Once Upon A Princess Duet
by Deborah A. Bailey
Genre: Paranormal Romance
1.99 at time of posting!
In these two sexy paranormal romance “fairy tales,” two princesses find that love with a shifter hero is not without complications – but there is always a happily-ever-after. Includes two complete short novellas.
“Heart of Stone”
In the ruins of a country destroyed by a curse. Princess Leesa goes looking for a way to help her people. Desperate to find an item of value to trade for supplies, she trespasses into an abandoned palace.
There, she finds more than she bargained for when she encounters a lonely Gargoyle who offers to provide her with everything she needs, for a price.
If she’s willing to pay it, she may find the love she’s been looking for. Or she may lose it, forever.
“Beauty & the Faun”
Kayla, a poor young woman runs away when her rich uncle and aunt arrange her marriage to a shifter prince from another land. Her uncle needs gold to settle his debts and the king is offering a great reward if he can obtain a willing bride for his son.
But Kayla’s plans to hide in the Great Forest hit a snag when two mischievous fauns find her and deliver her to a very sexy faun shifter who is ready to teach Kayla a thing or two about life and love.
November 20, 2017
Fairytales were my first favorite childhood genre, and in my later years, I haven’t strayed too far from them. The list continues to grow of fairytale mash-ups, retellings, dark, and inspired versions. A few missed the mark, but most get it right. Once Upon a Princess Duet nails it!
In Heart of Stone, we have Leesa, princess leader of a kingdom in ruins. Those who killed her family and destroyed the land are gone too. Leesa ekes out a living for her grandmother and the people of her village the best way she can.
This leads Leesa to search for treasures at Silver Palace, also in ruins and once home to her betrothed who never returned from the war.
Leesa is caught by Willem, the gargoyle, self-proclaimed guardian of the castle ruins. He makes Leesa an offer—stay in the castle for three weeks and he will give her all she needs to care for her village.
This grownup version of Beauty & the Beast doesn’t deliver a wide-eyed, naïve ingenue and a loathsome beast, but a thirty-year-old woman who’s left her days of royalty and privilege behind and a snarky, supernatural creature who may or may not be just a bit pervy. *HA! *
The bargain is not an easy one even as a guarded trust grows between the mismatched couple.
Trouble arrives in the forms of Lester and Sir Kyle, who’s determined to take the castle’s hidden riches… and Leesa as his wife.
With problems temporarily abated, Willem releases Leesa from their agreement, insisting she leaves before the nefarious Kyle returns with backup. Leesa is reluctant to leave—she has come to care for the gargoyle—and wants to fulfill her part of the agreement… and perhaps even help free Willem from the enchantment which binds him to the castle.

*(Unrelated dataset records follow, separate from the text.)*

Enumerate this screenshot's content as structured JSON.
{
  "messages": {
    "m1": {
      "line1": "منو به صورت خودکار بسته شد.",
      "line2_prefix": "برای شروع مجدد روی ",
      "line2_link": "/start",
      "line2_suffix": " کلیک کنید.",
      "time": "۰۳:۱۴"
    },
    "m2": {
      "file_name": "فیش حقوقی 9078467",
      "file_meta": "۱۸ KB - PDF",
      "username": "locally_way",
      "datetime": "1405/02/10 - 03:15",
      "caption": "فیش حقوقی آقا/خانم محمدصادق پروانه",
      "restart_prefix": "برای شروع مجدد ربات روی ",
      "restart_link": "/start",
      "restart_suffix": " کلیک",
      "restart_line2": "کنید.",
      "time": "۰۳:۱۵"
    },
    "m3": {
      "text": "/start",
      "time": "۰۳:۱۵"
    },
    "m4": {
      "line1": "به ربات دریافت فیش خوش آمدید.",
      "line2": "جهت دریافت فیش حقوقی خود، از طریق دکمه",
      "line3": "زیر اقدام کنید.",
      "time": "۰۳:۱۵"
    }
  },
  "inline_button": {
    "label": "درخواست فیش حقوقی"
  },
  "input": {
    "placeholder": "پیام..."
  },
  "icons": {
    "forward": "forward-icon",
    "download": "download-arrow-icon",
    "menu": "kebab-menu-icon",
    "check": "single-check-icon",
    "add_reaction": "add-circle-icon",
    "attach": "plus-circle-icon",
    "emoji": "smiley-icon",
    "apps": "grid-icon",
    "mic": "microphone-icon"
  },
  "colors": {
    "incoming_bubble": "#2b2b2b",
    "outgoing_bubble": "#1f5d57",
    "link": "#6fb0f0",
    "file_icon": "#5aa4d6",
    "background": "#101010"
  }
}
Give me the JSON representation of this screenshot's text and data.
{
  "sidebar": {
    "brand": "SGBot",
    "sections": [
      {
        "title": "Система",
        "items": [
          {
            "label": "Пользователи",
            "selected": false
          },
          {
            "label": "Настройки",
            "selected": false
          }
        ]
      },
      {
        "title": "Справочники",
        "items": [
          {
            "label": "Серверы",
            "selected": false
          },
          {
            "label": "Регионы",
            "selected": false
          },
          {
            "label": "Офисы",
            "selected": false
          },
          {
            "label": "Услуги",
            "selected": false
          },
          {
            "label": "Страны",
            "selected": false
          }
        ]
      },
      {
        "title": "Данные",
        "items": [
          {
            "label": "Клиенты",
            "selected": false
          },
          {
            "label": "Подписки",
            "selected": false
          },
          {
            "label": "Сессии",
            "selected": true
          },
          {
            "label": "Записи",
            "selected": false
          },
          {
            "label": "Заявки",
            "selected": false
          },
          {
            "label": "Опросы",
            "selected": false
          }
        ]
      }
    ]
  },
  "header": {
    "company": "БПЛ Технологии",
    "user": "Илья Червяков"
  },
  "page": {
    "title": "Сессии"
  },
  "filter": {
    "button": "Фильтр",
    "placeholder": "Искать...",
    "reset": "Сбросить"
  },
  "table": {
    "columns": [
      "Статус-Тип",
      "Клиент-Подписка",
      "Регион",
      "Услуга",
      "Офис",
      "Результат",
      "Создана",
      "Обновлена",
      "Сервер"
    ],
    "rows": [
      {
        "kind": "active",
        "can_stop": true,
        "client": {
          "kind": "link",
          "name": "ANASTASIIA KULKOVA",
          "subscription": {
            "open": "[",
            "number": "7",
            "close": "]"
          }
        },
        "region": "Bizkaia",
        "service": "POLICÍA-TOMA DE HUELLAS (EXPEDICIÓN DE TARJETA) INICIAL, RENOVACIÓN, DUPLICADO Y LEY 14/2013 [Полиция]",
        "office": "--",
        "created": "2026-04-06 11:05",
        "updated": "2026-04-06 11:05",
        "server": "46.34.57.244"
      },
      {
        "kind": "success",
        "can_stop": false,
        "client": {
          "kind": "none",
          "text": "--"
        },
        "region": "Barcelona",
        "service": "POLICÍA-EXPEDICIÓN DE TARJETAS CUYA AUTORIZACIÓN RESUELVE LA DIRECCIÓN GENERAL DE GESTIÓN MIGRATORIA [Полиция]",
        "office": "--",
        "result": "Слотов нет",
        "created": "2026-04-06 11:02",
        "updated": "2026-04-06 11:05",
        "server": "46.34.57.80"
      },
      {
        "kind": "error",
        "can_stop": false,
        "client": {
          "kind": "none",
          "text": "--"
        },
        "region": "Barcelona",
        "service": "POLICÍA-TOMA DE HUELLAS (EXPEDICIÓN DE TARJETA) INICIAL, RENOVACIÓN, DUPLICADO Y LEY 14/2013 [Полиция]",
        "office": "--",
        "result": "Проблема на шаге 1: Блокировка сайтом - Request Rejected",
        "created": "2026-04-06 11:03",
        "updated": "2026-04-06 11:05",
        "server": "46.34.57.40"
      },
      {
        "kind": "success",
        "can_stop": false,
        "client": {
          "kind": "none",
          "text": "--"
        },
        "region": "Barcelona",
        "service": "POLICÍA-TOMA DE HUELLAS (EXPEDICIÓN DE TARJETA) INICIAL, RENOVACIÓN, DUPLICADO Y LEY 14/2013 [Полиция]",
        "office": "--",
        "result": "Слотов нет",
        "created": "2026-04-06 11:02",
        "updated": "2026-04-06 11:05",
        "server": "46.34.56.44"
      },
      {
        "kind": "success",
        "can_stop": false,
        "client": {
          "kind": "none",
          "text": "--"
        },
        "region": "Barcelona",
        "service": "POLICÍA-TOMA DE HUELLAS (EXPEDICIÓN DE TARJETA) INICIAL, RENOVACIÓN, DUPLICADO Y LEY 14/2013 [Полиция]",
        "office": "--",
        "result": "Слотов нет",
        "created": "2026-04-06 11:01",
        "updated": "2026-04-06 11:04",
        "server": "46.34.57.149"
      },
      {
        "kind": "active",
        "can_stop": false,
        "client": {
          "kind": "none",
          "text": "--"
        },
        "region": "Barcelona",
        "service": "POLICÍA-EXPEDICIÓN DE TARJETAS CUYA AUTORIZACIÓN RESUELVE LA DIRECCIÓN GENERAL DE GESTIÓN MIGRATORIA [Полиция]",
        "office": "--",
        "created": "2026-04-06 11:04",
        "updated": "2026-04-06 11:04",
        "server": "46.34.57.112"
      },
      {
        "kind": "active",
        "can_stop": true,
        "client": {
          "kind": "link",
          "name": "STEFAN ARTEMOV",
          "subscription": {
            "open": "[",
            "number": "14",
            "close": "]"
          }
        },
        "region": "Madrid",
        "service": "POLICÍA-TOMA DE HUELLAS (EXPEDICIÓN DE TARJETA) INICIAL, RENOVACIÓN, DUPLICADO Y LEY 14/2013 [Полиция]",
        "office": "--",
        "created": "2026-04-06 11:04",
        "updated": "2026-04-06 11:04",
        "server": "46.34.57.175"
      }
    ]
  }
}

Trouble returns, and it is chaotic. Leesa’s resolve weakens as she believes she’s lost someone else important to her. It builds to an excellent ending, which for me, could have gone on and on.
While she only appears in a few pages near story’s end, Polly, a no-nonsense barmaid from town, leaps to the top of my favorite characters list. Polly wasn’t up for any foolishness and did not suffer fools lightly.
In Beauty and the Faun, Kayla and her mother are taken in by her uncle after Kayla’s father dies.
Although they are equals, Kayla and Julia, her mother, are treated as servants…like Cinderella. The good-natured women don’t mind… much, as they both miss their life living in the woods with Christopher, Kayla’s late father.
When Julia fell in love with Christopher, a woodsman, her family didn’t consider him good enough for Julia and she had to choose—her wealthy family and easy life or poverty with Christopher. Of course, Julia chose love with no regrets. But illness took Christopher all too soon.
Now Kayla learns Sir Frederick, her uncle, and a habitual gambler is ready to marry her off to help settle his gambling debts.
The plan is to marry Kayla off to the son of a king. Usually a coveted betrothal, King Reynard has been unable to find a bride for his son because Reynard is a wolf-shapeshifter and his son… changes into things. The young prince is also said to be wild and disappears for weeks at a time.
Despite Kayla and Julia’s objections, the wedding plans proceed, so Kayla decides to solve her own problem.
Striking a deal with fellow servant, Jackon, Kayla plans to go into the village and find a job so she can take care of her mother and be away from Frederick’s control. Jackon tricks Kayla and leads her into an attempted kidnapping. Kayla escapes and eventually ends up with Del, a woodland faun.
Loved the twists and turns of this quick read which included a wedding ball, a fairy godmother and… pomegranate.
Leesa and Kayla are two great characters—women just trying to figure it all out. They’re not sitting around waiting to be rescued, but Prince Charming does arrive… in his own way! You’ll enjoy rooting for their happily-ever-afters.
I highly recommend these two engaging fairytale sendups. But, don’t buy them for your twelve-year-old. Yes, there’s sex, (but it’s not over-the-top). We grow up, why can’t our fairytales?